If examined attentively, it will be seen, that the designs are not always the same distance from the edge of the card. The manufacturer himself, and players in general, pay little attention to these irregularities, but the Greek turns them to account, and makes them useful in his tricks.

By the time the cards have been dealt two or three times round, he can distinguish many of them.

Sharpers are themselves often the manufacturers of their own cards, and can, therefore, arrange and place their designs where they please.

For instance, let us suppose that the design consists of a series of lozenges, placed one above the other. The Greek would so arrange them that, at the edge of the card, the lozenge should be entire for the ace. Then, as it approaches the edge, it is cut in half for the queen, quarterly for the king, and three-quarters for the knave.

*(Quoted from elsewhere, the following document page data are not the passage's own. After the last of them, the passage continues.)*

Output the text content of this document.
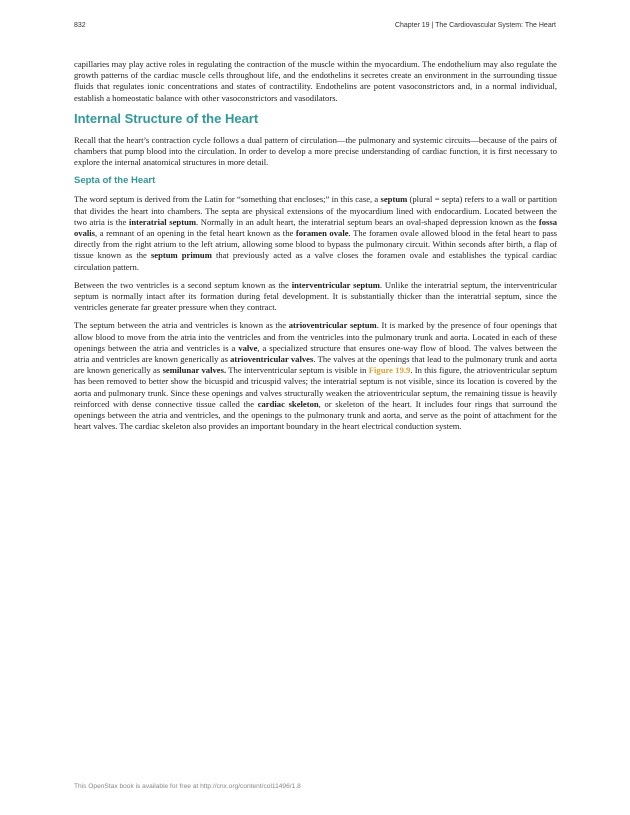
832	Chapter 19 | The Cardiovascular System: The Heart

capillaries may play active roles in regulating the contraction of the muscle within the myocardium. The endothelium may also regulate the growth patterns of the cardiac muscle cells throughout life, and the endothelins it secretes create an environment in the surrounding tissue fluids that regulates ionic concentrations and states of contractility. Endothelins are potent vasoconstrictors and, in a normal individual, establish a homeostatic balance with other vasoconstrictors and vasodilators.

Internal Structure of the Heart

Recall that the heart’s contraction cycle follows a dual pattern of circulation—the pulmonary and systemic circuits—because of the pairs of chambers that pump blood into the circulation. In order to develop a more precise understanding of cardiac function, it is first necessary to explore the internal anatomical structures in more detail.

Septa of the Heart

The word septum is derived from the Latin for “something that encloses;” in this case, a septum (plural = septa) refers to a wall or partition that divides the heart into chambers. The septa are physical extensions of the myocardium lined with endocardium. Located between the two atria is the interatrial septum. Normally in an adult heart, the interatrial septum bears an oval-shaped depression known as the fossa ovalis, a remnant of an opening in the fetal heart known as the foramen ovale. The foramen ovale allowed blood in the fetal heart to pass directly from the right atrium to the left atrium, allowing some blood to bypass the pulmonary circuit. Within seconds after birth, a flap of tissue known as the septum primum that previously acted as a valve closes the foramen ovale and establishes the typical cardiac circulation pattern.

Between the two ventricles is a second septum known as the interventricular septum. Unlike the interatrial septum, the interventricular septum is normally intact after its formation during fetal development. It is substantially thicker than the interatrial septum, since the ventricles generate far greater pressure when they contract.

The septum between the atria and ventricles is known as the atrioventricular septum. It is marked by the presence of four openings that allow blood to move from the atria into the ventricles and from the ventricles into the pulmonary trunk and aorta. Located in each of these openings between the atria and ventricles is a valve, a specialized structure that ensures one-way flow of blood. The valves between the atria and ventricles are known generically as atrioventricular valves. The valves at the openings that lead to the pulmonary trunk and aorta are known generically as semilunar valves. The interventricular septum is visible in Figure 19.9. In this figure, the atrioventricular septum has been removed to better show the bicuspid and tricuspid valves; the interatrial septum is not visible, since its location is covered by the aorta and pulmonary trunk. Since these openings and valves structurally weaken the atrioventricular septum, the remaining tissue is heavily reinforced with dense connective tissue called the cardiac skeleton, or skeleton of the heart. It includes four rings that surround the openings between the atria and ventricles, and the openings to the pulmonary trunk and aorta, and serve as the point of attachment for the heart valves. The cardiac skeleton also provides an important boundary in the heart electrical conduction system.

This OpenStax book is available for free at http://cnx.org/content/col11496/1.8
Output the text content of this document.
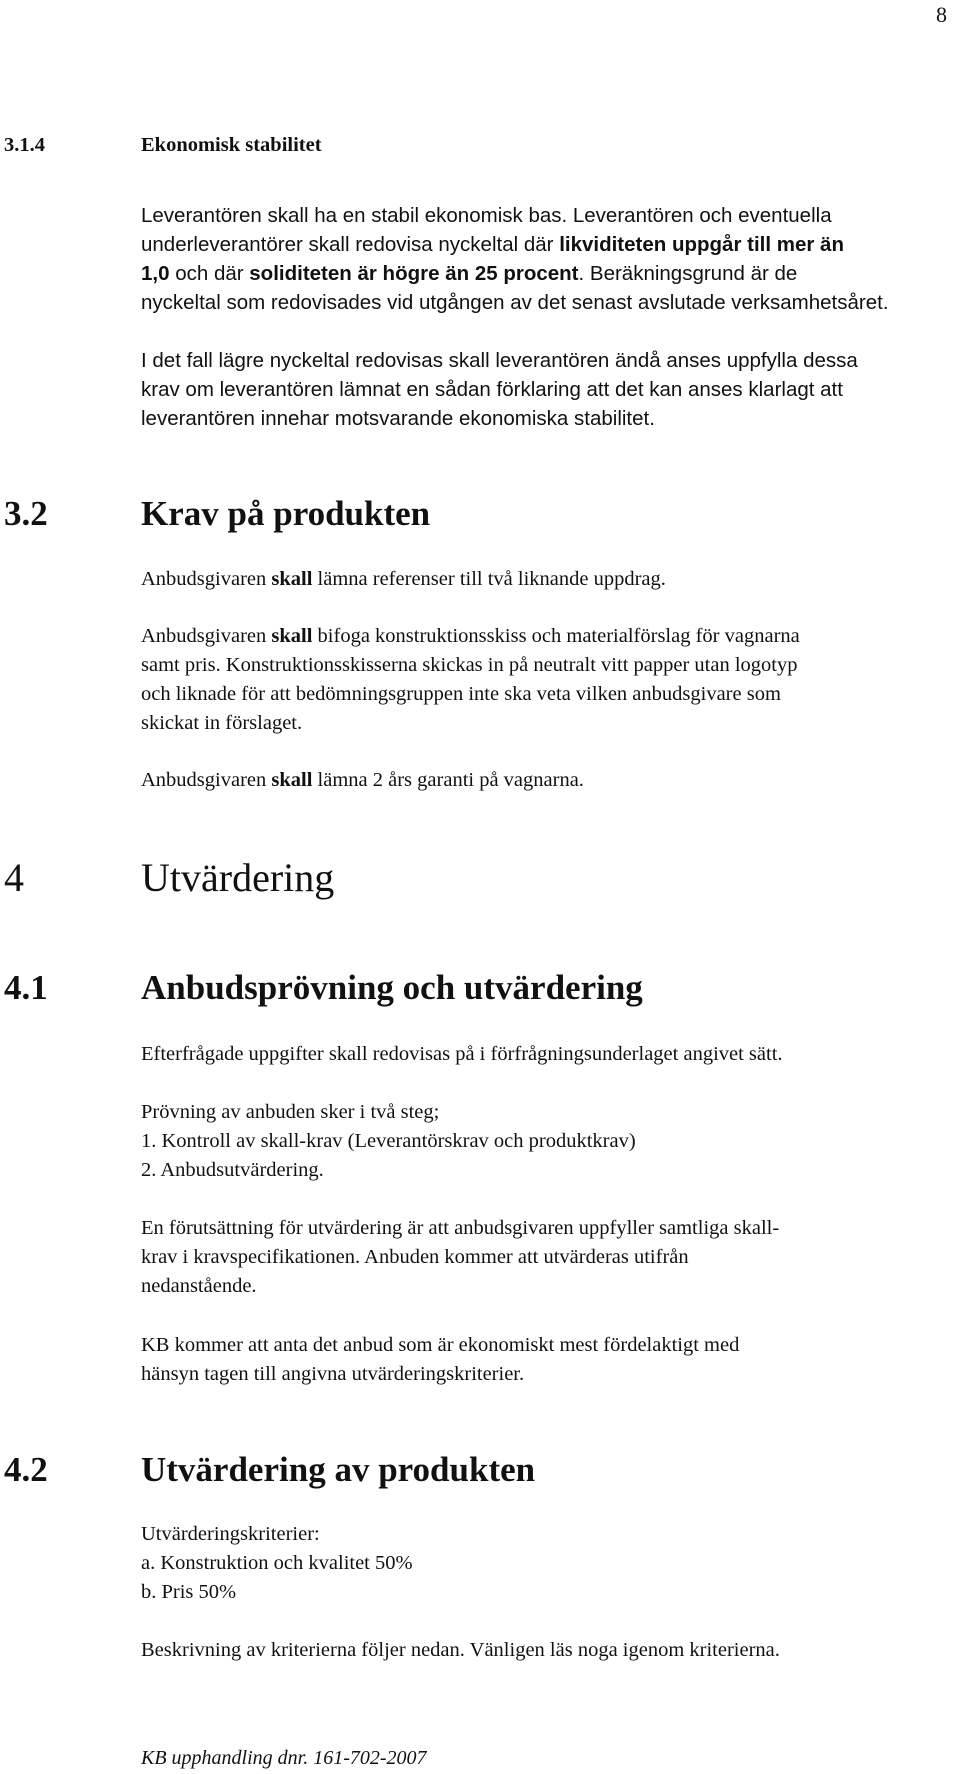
8
3.1.4	Ekonomisk stabilitet
Leverantören skall ha en stabil ekonomisk bas. Leverantören och eventuella
underleverantörer skall redovisa nyckeltal där likviditeten uppgår till mer än
1,0 och där soliditeten är högre än 25 procent. Beräkningsgrund är de
nyckeltal som redovisades vid utgången av det senast avslutade verksamhetsåret.
I det fall lägre nyckeltal redovisas skall leverantören ändå anses uppfylla dessa
krav om leverantören lämnat en sådan förklaring att det kan anses klarlagt att
leverantören innehar motsvarande ekonomiska stabilitet.
3.2	Krav på produkten
Anbudsgivaren skall lämna referenser till två liknande uppdrag.
Anbudsgivaren skall bifoga konstruktionsskiss och materialförslag för vagnarna
samt pris. Konstruktionsskisserna skickas in på neutralt vitt papper utan logotyp
och liknade för att bedömningsgruppen inte ska veta vilken anbudsgivare som
skickat in förslaget.
Anbudsgivaren skall lämna 2 års garanti på vagnarna.
4	Utvärdering
4.1	Anbudsprövning och utvärdering
Efterfrågade uppgifter skall redovisas på i förfrågningsunderlaget angivet sätt.
Prövning av anbuden sker i två steg;
1. Kontroll av skall-krav (Leverantörskrav och produktkrav)
2. Anbudsutvärdering.
En förutsättning för utvärdering är att anbudsgivaren uppfyller samtliga skall-
krav i kravspecifikationen. Anbuden kommer att utvärderas utifrån
nedanstående.
KB kommer att anta det anbud som är ekonomiskt mest fördelaktigt med
hänsyn tagen till angivna utvärderingskriterier.
4.2	Utvärdering av produkten
Utvärderingskriterier:
a. Konstruktion och kvalitet 50%
b. Pris 50%
Beskrivning av kriterierna följer nedan. Vänligen läs noga igenom kriterierna.
KB upphandling dnr. 161-702-2007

In the same way, on the upper side of the card, the lozenges, by similar arrangements, would point out the spades, hearts, clubs, or diamonds, and also show the principal cards in the game of Piquet.

All this would seem to be the effect of chance, and no one could assert that there was anything fraudulent.

PART IX.
THE MARKED, OR SPOTTED CARDS.

This trick of marking cards, is equal to any of the most refined abbreviations used in stenography, as here, by the aid of a single spot, any one of the thirty-two cards in the game of Piquet may be known.

We will imagine, for example, a design formed of spots, or some other device, arranged symmetrically, as these sorts of patterns usually are. For instance, as in figure 21.

The first large spot, beginning from the top of the card, on the left hand, will represent a heart; the second, in descending, a diamond, the third a club, and the fourth a spade.